In this example, we show how to perform DE analysis using multiple software. In the config file, each line is a comparison, and for the same comparison (treat v.s. control), we can set up multiple runs using different DE tools as below:

comparisonName,sample,cluster,group,alt,ref,covars[+ separated],method[default NEBULA],model[default HL]
Treated_vs_Control_nebula,library_id,sctHarmony_cluster_predicted.celltype,Treatment,Treated,Vehicle,,NEBULA,HL
Treated_vs_Control_t_test,library_id,sctHarmony_cluster_predicted.celltype,Treatment,Treated,Vehicle,,t_test,
Treated_vs_Control_u_test,library_id,sctHarmony_cluster_predicted.celltype,Treatment,Treated,Vehicle,,u_test,
Treated_vs_Control_edgeR,library_id,sctHarmony_cluster_predicted.celltype,Treatment,Treated,Vehicle,,edgeR,
Treated_vs_Control_limma,library_id,sctHarmony_cluster_predicted.celltype,Treatment,Treated,Vehicle,,limma,
Treated_vs_Control_DESeq2,library_id,sctHarmony_cluster_predicted.celltype,Treatment,Treated,Vehicle,,DESeq2,
Treated_vs_Control_MAST,library_id,sctHarmony_cluster_predicted.celltype,Treatment,Treated,Vehicle,,MAST,
Treated_vs_Control_limma_cell_level,library_id,sctHarmony_cluster_predicted.celltype,Treatment,Treated,Vehicle,,limma_cell_level,
Treated_vs_Control_glmmTMB,library_id,sctHarmony_cluster_predicted.celltype,Treatment,Treated,Vehicle,,glmmTMB,poisson
Treated_vs_Control_ancova,library_id,sctHarmony_cluster_predicted.celltype,Treatment,Treated,Vehicle,,ancova,

Please note that NEBULA and glmmTMB require model information.
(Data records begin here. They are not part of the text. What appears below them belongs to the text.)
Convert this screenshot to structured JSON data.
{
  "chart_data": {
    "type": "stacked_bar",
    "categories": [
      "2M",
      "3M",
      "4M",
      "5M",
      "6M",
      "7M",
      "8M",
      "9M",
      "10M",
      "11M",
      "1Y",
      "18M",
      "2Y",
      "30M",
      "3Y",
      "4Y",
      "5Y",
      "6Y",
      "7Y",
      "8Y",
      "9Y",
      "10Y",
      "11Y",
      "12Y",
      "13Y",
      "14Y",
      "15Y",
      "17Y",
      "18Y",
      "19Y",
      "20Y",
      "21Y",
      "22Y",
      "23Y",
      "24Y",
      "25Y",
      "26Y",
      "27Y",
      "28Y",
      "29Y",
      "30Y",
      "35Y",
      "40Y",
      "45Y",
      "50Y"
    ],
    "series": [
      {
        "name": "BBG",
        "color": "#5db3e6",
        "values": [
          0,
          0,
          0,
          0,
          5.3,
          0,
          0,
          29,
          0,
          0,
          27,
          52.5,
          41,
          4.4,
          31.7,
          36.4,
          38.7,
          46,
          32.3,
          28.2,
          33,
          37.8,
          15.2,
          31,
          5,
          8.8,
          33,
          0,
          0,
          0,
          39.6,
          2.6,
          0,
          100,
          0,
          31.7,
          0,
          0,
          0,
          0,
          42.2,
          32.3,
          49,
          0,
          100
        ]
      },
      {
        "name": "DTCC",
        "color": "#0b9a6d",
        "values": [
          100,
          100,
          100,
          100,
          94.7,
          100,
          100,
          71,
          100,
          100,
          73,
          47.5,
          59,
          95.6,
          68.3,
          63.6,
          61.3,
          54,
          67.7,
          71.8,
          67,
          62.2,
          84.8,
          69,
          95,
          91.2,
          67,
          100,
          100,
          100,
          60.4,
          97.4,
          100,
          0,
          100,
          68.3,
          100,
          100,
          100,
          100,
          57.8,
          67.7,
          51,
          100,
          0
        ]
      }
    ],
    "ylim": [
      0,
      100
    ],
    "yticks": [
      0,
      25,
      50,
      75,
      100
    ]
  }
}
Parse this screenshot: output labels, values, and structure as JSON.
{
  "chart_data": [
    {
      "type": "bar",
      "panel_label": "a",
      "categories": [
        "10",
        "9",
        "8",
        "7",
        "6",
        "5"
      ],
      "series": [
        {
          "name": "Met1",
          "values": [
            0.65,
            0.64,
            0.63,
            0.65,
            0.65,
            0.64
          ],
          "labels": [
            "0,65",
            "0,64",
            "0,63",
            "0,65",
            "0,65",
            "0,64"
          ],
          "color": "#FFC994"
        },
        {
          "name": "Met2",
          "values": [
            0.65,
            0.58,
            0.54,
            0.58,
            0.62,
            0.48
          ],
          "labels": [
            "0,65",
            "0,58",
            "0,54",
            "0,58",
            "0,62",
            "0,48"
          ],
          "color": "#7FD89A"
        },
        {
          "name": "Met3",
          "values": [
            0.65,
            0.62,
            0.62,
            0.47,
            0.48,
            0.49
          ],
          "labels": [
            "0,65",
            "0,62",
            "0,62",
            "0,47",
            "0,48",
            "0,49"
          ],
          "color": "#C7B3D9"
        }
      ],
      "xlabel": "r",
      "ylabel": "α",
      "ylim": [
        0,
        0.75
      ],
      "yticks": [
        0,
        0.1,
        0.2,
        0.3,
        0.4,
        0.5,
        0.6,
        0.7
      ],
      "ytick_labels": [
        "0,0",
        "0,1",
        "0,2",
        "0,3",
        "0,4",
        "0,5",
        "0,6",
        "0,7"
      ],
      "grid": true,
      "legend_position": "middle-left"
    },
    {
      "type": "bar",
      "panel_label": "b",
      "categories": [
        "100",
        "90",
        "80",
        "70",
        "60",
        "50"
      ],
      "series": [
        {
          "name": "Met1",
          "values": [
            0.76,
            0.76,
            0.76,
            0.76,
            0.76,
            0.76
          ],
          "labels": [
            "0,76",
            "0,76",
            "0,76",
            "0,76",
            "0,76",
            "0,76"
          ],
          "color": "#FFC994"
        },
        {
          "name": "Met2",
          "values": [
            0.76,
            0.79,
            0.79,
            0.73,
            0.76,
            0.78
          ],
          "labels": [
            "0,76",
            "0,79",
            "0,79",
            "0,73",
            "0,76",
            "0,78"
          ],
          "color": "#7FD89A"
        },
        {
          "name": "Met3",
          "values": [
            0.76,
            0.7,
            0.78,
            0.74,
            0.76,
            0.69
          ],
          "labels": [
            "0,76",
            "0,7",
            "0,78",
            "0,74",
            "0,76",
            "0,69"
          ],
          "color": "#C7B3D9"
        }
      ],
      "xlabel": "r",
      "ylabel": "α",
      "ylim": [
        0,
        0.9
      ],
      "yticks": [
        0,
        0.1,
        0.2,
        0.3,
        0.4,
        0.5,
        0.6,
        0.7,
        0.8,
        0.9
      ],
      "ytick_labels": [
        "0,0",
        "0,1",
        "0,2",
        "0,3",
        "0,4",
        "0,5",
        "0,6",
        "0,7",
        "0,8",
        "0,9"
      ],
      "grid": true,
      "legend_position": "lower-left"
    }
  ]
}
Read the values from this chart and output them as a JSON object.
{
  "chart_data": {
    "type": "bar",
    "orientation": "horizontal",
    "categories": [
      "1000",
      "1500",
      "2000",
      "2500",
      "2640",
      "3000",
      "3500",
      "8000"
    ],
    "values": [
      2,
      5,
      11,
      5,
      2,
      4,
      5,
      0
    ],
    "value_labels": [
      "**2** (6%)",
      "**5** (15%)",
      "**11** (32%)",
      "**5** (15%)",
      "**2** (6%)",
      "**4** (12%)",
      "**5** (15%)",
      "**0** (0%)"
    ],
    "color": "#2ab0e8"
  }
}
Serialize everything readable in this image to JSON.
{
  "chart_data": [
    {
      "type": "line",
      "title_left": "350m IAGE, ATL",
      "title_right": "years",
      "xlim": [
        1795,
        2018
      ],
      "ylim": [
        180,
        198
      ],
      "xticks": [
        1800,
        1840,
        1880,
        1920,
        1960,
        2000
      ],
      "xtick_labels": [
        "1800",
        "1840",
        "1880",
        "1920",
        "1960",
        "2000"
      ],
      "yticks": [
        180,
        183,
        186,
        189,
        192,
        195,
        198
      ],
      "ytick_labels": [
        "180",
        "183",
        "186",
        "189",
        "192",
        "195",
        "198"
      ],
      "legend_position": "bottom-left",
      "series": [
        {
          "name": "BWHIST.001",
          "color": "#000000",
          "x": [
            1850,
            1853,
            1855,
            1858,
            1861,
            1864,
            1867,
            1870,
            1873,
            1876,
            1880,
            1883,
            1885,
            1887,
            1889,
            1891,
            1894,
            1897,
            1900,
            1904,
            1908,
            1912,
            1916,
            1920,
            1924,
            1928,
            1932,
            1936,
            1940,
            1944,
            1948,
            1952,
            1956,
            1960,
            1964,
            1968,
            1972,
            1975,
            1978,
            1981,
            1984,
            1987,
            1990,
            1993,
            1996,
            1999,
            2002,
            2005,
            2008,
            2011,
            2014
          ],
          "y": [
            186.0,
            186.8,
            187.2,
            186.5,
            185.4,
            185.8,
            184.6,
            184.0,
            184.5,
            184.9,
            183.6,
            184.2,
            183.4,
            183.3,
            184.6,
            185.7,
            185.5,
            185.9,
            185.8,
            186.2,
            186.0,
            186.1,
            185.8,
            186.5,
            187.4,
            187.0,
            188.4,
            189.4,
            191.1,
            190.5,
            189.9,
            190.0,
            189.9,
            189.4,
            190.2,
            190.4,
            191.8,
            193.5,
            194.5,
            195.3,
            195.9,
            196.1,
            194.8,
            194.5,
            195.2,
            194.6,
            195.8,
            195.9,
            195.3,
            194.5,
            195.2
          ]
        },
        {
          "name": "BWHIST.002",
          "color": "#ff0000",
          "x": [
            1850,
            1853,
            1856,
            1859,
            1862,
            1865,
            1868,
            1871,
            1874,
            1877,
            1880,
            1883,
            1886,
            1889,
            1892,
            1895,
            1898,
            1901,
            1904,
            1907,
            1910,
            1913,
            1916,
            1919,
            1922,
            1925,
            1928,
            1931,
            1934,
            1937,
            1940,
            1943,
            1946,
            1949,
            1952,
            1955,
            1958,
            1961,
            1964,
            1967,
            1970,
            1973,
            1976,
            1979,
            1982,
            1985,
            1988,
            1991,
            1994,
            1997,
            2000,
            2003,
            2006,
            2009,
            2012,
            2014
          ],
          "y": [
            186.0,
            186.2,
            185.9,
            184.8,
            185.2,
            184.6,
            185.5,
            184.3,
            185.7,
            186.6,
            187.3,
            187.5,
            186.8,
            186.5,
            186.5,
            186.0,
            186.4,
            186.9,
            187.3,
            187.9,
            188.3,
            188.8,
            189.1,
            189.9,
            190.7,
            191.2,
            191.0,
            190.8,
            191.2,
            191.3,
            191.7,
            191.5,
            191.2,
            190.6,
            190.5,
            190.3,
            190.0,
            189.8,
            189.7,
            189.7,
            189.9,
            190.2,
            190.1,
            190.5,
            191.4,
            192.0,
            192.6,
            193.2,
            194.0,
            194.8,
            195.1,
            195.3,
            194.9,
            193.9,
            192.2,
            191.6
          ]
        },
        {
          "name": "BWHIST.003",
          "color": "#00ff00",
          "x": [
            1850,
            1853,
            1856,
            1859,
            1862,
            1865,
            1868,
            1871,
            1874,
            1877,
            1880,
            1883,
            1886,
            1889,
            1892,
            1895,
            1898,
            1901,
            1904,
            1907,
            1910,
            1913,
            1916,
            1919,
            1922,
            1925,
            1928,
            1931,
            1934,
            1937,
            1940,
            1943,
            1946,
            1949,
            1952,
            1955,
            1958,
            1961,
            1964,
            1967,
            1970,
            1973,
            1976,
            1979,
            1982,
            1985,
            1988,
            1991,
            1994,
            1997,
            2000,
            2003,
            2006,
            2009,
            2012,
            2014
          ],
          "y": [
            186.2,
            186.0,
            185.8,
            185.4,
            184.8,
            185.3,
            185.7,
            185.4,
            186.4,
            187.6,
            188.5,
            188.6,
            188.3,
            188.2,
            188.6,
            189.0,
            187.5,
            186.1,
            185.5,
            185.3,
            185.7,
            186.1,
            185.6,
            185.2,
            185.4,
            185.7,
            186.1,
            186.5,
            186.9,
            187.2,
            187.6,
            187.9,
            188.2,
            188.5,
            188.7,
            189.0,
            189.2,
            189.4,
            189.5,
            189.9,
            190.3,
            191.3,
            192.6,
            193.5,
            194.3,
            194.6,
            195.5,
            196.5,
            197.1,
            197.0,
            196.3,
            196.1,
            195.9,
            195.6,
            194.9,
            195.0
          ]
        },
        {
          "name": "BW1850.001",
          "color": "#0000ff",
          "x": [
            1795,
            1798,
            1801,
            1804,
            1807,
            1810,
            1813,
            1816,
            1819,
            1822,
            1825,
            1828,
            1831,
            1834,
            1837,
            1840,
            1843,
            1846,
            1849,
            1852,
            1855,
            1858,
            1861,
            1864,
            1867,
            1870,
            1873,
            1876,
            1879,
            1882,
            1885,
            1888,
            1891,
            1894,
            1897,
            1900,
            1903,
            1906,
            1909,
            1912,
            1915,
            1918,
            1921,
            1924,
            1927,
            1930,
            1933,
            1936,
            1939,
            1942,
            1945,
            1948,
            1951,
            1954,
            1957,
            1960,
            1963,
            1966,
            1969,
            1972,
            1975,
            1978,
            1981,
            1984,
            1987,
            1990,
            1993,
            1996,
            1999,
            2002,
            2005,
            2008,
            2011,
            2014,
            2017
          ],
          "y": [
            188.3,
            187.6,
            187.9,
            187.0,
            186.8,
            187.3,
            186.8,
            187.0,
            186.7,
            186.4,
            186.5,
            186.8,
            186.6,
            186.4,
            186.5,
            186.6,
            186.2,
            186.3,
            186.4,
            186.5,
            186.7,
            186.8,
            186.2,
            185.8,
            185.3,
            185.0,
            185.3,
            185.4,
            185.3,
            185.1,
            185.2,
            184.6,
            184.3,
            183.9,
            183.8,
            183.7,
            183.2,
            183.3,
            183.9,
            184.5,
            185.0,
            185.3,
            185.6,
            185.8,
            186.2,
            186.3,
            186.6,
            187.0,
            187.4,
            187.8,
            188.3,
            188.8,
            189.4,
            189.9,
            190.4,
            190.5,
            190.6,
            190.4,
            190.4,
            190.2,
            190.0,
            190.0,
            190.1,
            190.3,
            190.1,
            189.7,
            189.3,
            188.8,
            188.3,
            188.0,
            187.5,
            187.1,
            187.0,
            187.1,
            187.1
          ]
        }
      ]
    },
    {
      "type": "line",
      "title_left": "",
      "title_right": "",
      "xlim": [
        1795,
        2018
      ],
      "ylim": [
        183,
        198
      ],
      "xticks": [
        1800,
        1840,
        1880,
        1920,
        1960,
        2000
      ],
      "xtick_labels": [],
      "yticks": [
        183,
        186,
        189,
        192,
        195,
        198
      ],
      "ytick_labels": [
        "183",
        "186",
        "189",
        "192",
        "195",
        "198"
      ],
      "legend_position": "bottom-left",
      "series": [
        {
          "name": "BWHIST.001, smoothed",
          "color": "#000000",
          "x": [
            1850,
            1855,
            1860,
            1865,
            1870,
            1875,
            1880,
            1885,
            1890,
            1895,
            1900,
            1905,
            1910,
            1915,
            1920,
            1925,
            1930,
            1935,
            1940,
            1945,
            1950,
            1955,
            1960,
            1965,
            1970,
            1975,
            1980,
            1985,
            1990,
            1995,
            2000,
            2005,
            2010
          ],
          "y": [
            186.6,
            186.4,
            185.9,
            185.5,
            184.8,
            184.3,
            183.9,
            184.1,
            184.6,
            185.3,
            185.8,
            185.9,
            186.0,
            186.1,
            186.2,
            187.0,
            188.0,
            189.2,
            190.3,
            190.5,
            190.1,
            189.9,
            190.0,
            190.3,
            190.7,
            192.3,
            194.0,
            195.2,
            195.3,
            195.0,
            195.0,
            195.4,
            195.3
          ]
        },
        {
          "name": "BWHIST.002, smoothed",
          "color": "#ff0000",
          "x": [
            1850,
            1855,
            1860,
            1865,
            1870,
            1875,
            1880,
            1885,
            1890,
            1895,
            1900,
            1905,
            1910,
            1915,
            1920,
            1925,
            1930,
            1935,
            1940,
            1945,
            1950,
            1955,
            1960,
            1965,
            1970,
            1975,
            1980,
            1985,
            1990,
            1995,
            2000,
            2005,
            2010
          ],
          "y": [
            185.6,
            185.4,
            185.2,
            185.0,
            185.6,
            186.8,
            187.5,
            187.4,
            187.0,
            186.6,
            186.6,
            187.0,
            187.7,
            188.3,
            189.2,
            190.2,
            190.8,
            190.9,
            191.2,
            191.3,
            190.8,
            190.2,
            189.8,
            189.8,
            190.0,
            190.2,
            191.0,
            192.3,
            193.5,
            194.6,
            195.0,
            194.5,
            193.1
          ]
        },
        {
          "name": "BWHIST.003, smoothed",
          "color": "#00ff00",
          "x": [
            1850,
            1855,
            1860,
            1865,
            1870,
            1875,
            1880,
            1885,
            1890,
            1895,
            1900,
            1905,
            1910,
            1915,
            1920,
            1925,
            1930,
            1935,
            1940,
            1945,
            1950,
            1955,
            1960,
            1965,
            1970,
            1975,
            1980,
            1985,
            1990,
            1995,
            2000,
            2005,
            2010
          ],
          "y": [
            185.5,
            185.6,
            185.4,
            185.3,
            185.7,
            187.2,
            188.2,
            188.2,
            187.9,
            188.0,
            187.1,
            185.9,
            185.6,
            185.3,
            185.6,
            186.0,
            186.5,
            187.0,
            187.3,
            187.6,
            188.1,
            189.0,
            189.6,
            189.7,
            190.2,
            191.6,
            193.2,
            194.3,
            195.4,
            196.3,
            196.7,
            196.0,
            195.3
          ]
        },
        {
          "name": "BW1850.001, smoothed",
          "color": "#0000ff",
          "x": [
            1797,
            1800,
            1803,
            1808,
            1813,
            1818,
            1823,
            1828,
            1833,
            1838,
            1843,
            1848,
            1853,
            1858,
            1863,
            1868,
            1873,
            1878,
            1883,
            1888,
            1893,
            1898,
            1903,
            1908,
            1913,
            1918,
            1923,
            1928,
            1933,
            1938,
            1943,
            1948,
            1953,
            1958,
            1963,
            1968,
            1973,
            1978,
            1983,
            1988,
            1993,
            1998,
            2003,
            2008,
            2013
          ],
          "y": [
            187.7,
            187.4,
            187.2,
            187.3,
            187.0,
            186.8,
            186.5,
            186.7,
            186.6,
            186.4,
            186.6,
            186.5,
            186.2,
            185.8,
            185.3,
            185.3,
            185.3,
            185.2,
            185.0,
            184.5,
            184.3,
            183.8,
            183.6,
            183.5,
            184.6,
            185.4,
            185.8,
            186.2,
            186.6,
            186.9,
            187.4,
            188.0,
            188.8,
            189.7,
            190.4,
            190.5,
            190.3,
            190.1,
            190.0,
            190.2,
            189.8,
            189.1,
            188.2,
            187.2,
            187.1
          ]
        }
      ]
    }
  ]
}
For NEBULA, users can choose from HL and LN, and the pipeline uses ‘HL’ by default. The differences between them can be found in the NEBULA GitHub page:

“NEBULA-LN is faster and performs particularly well when the number of cells per subject (CPS) is large. In addition, NEBULA-LN is much more accurate in estimating a very large subject-level overdispersion. In contrast, NEBULA-HL is slower but more accurate in estimating the cell-level overdispersion.”

For glmmTMB, it is required to choose a model from the following: “nbinom2”, “nbinom1”, “poisson”, “nbinom2zi”, “nbinom1zi”.